Translated and edited by Voices of Ukraine
Postcards from Maidan is an art initiative that helps facilitate the psychological rehabilitation and physical recovery of patients. Artists visit the wounded and use drawings as a storytelling mechanism of Maidan. The wounded are later presented with the drawings. This is the story of one Maidan protester. This is story #19.
27 y.o., Ivano-Frankivsk Oblast, Kosovo Rayon
Artist Vita Kalmutska talked to Yury at the City Emergency Hospital. As a gift, Vita created the portrait of the protestor on site.
“Yury is laconic. He got shot by a sniper. Yury came to Maidan on January 5, by himself, completely alone. I met him on the seventh floor of the Emergency Hospital, it was a weekend evening, the floor was deserted, an incredible number of corridors, wards. I was standing there, dazed and confused. And then came Yura [diminuitive from Yury], apparently he wanted to go to the balcony to smoke. It was very difficult for him to walk. I asked him if he knew in what ward were the guys from Maidan, Yura said he was from there. We went into his room, he was not against my initiative, but showed no enthusiasm about it either. I very keenly felt his pain. Strong [pain], and not just physical body [pain].
On the morning of February 20, Yura and another fellow turned a water cannon over, [they] retreated, the Berkut [riot police] began to retreat and the people went on with the attack. [They] reached the barricades on Instytutska St., saw many snipers, they did not conceal themselves much, and Yura got shot. The guys quickly ran towards him, carried him to the doctors on Maidan, and from there into an ambulance. He was operated on the same day.

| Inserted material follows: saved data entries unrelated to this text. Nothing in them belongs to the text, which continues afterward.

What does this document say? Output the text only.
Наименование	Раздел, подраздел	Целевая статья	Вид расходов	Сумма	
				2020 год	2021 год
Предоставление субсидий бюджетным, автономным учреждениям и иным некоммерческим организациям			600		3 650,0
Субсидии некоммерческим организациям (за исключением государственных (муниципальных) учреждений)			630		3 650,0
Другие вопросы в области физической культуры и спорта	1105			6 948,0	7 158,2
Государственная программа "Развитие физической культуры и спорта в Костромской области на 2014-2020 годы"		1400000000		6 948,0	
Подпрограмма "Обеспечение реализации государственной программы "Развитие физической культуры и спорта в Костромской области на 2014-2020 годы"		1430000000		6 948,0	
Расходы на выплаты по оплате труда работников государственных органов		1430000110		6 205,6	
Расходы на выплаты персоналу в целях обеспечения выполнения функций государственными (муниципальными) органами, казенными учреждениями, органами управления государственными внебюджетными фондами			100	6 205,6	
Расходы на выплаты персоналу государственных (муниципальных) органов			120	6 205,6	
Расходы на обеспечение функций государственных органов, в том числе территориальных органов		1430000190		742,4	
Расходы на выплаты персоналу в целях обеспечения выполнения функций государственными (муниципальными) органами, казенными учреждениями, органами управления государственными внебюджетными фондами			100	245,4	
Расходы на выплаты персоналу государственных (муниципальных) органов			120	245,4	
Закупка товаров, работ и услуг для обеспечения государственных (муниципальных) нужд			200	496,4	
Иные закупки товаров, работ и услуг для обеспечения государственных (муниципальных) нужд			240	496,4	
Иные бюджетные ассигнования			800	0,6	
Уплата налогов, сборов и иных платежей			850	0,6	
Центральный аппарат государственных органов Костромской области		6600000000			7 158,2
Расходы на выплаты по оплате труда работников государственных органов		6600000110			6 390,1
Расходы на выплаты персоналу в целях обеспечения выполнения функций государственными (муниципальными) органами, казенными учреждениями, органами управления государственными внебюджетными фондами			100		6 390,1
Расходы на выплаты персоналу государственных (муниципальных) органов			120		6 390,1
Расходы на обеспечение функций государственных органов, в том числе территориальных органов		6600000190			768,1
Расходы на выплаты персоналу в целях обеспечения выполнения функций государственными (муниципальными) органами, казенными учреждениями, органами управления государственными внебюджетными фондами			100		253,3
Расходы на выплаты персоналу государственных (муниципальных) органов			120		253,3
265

Now [volunteers] are collecting money for Yura’s rehabilitation in Italy or Spain, whichever happens. It was March 9, 6 o’clock in the evening, when I came to visit Yura. During my visit, a lot of different people came over to ask how he felt, [some of them] got into a situation where they didn’t know how to support [him], what to help [him] with. I hope Yura will get through this pain in his soul, recover and live for himself and for us. After all, he is young and beautiful, very strong, but now he is utterly lost.
It was difficult to communicate with him, he is very sad. He is an orphan, used to work as a logger. He didn’t look at his portrait. I don’t know why, because of his modesty or indifference. As it turns out, many people come to visit him. While I was there, a fellow countrywoman came over, [quite] a talkative woman, volunteers ran by, [unkown] people just came over, brought the money and thanked him.”